VOV.VN - In order to achieve the export growth target of 6% set for 2024, businesses are required to adhere to major markets such as the United States, the European Union, Japan, the Republic of Korea, and China, according to insiders.
A primary focus on key markets
The Ministry of Industry and Trade (MoIT) has set a target of getting US$377 billion in export earnings, up 6% year on year, and running a trade surplus of roughly US$15 billion in 2024. This target is not easy to be achieved amid global uncertainties such as geopolitical tensions and risks in the Red Sea.
In fact, major markets such as the US, China, Europe, and ASEAN continue to play a decisive role in the country's export growth.
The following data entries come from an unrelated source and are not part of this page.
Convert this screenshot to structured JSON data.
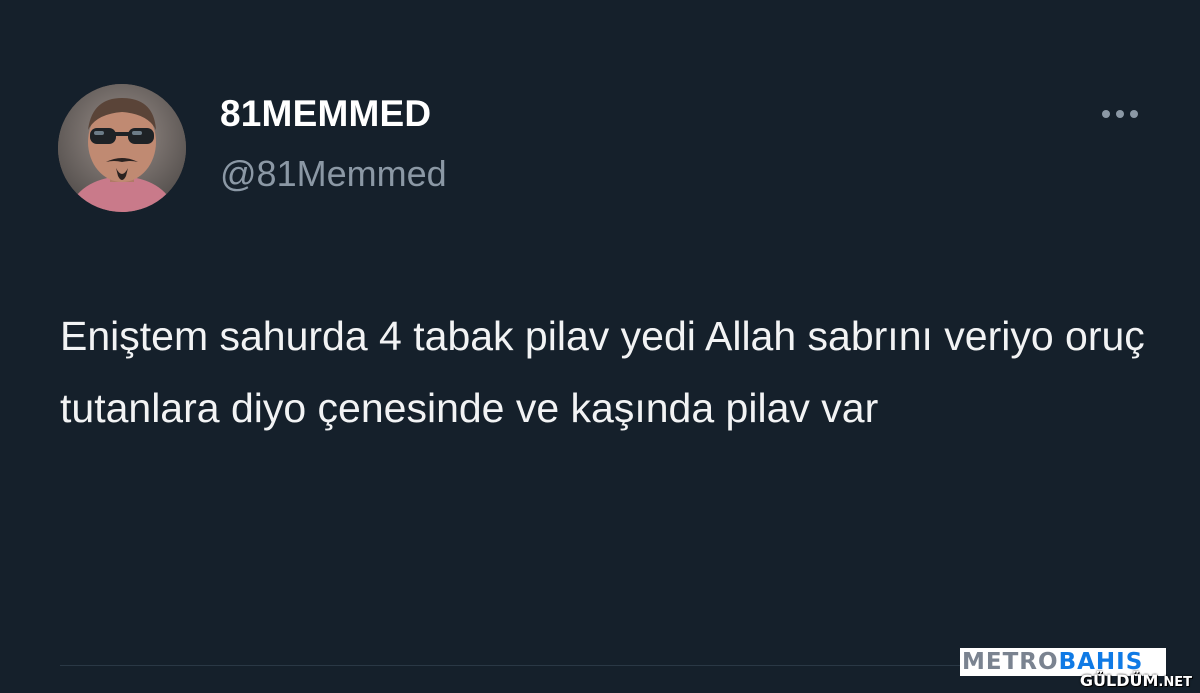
{
  "tweet": {
    "display_name": "81MEMMED",
    "handle": "@81Memmed",
    "text": "Eniştem sahurda 4 tabak pilav yedi Allah sabrını veriyo oruç tutanlara diyo çenesinde ve kaşında pilav var",
    "more_icon": "more-horizontal-icon"
  },
  "watermarks": {
    "metro": "METRO",
    "bahis": "BAHIS",
    "guldum": "GÜLDÜM",
    "guldum_suffix": ".NET"
  },
  "colors": {
    "background": "#15202b",
    "name": "#ffffff",
    "handle": "#8b98a5",
    "text": "#f2f3f4",
    "divider": "#2a3845",
    "watermark_blue": "#0f7ae5"
  }
}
Ta Hoang Linh, director of the European - American Market Department under the Ministry of Industry and Trade, emphasised that both Europe and America remain extremely important markets for Vietnam, especially for key items like electronics, footwear, textiles, wooden furniture, and agricultural products.
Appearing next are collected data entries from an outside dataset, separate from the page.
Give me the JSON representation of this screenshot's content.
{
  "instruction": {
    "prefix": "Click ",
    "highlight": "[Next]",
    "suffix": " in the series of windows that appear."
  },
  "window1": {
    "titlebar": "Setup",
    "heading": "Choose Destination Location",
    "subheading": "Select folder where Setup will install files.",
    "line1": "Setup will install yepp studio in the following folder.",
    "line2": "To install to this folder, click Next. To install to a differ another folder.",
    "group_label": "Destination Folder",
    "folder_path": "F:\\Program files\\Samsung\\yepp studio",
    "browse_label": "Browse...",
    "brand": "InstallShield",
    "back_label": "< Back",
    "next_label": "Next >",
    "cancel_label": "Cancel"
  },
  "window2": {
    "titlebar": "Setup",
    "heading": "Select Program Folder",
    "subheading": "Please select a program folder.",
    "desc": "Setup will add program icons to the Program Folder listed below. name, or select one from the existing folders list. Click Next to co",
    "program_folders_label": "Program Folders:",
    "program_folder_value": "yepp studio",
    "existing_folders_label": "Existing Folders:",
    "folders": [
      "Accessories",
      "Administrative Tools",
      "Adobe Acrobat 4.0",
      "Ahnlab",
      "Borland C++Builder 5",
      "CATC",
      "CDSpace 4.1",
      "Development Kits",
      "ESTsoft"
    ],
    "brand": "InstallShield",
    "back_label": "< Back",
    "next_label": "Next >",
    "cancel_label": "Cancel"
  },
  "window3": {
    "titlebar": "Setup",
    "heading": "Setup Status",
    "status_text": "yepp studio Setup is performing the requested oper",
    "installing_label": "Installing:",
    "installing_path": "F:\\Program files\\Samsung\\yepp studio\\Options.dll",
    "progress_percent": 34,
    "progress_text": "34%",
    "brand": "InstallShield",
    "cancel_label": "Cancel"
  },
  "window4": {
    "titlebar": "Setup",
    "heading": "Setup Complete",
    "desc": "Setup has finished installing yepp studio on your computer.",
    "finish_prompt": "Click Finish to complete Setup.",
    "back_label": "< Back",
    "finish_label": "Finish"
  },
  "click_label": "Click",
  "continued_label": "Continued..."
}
In particular, 2023 was the third consecutive year in which two-way trade turnover between Vietnam and the US exceeded the US$100 billion mark. Although the US economy has been affected by the global economic downturn, leading to a decline in consumption, American buyers continue to identify the Vietnamese market as a key supplier.
Furthermore, the US is keen to diversify the supply chain, with Vietnam serving as an important link. Last year, many large US corporations, including Apple, Google, Boeing, and Walmart, continued expanding their supply chain in the country to ensure long-term stability of the entire chain globally. The lifting of Vietnam-US relations to a Comprehensive Strategic Partnership during President joe Biden’s Hanoi visit is said to create a wealth of opportunities to promote Vietnamese exports to the demanding US market.
Apart from the European and American markets, the Asia - Africa region is also important for the country's exports. Specifically, despite gloomy prospects, trade turnover between Vietnam and the Asia-Africa region still has notable bright spots. Specifically, Vietnamese exports to the region last year reached US$183 billion, equivalent to 2022, accounting for more than 51% of total Vietnamese export earnings. Some markets witnessed an increase in export turnover, such as China, up 6.2%; India, up 7.8%; Indonesia, up 13.8%; the Middle East, up 13.5%; and Africa, up 4%.
These figures indicate that businesses are taking full advantage of the existing free trade agreements (FTAs) to accelerate export growth. Deputy Minister of Industry and Trade Phan Thi Thang pointed out that while Vietnamese exports to other regions have declined, exports to the Asia-Africa region remained stable, which has in turn laid a foundation for robust export growth over the coming years.
Solutions to boost exports
Many reputable financial organisations predict that the global economy, especially countries in Europe and America, will probably see lower growth than 2023. However, these markets have all moved to raise their standards for imported goods, which has required Vietnamese suppliers to improve product quality to avoid losing orders.
Than Duc Viet, general director of Garment 10 Company, said large buyers tend to look for nearby suppliers to minimise costs, so Vietnamese businesses can still seize opportunities to secure more export orders.
With regard to the Chinese market, there are a wealth of opportunities for the country's agricultural products to enter this lucrative market. Last year saw China alone make up nearly US$12.2 billion out of Vietnam’s total agricultural export turnover of US$53 billion. Notably, China agreed to consider lifting its ban on importing poultry from Vietnam. It is also considering importing avocados, along with other products of the livestock industry, from Vietnam.
Statistics show China spent US$3.4 billion importing Vietnamese fruits and vegetables last year, and this large market is expected to open more doors for frozen vegetables and fresh coconuts.
The General Statistics Office of Vietnam recently unveiled a survey, indicating that about 24.6% of local businesses expect to increase new export orders in 2024, while 46.8% of businesses hope to secure their stable orders. About 28.6% of the respondents said their orders will fall.
The latest report recently released by the ASEAN+3 Macroeconomic Research Office (AMRO) based in Singapore said that the Vietnamese economy is forecast to grow 6% in the year ahead, largely thanks to the recovery of exports. According to AMRO, many foreign financiers remain very optimistic about the Vietnamese economy and continue to invest in the market, viewing it as an attractive investment destination to diversify the supply chain. Meanwhile, VinaCapital forecast that Vietnamese export growth would recover, from a decrease of 4% in 2023, to an increase of 7% in 2024.
However, with an export-based economy and increasingly high standards in markets, Vietnamese export industries need to continue diversifying export markets to avoid external shocks and raise product quality to secure a firm foothold in the supply chain, according to experts.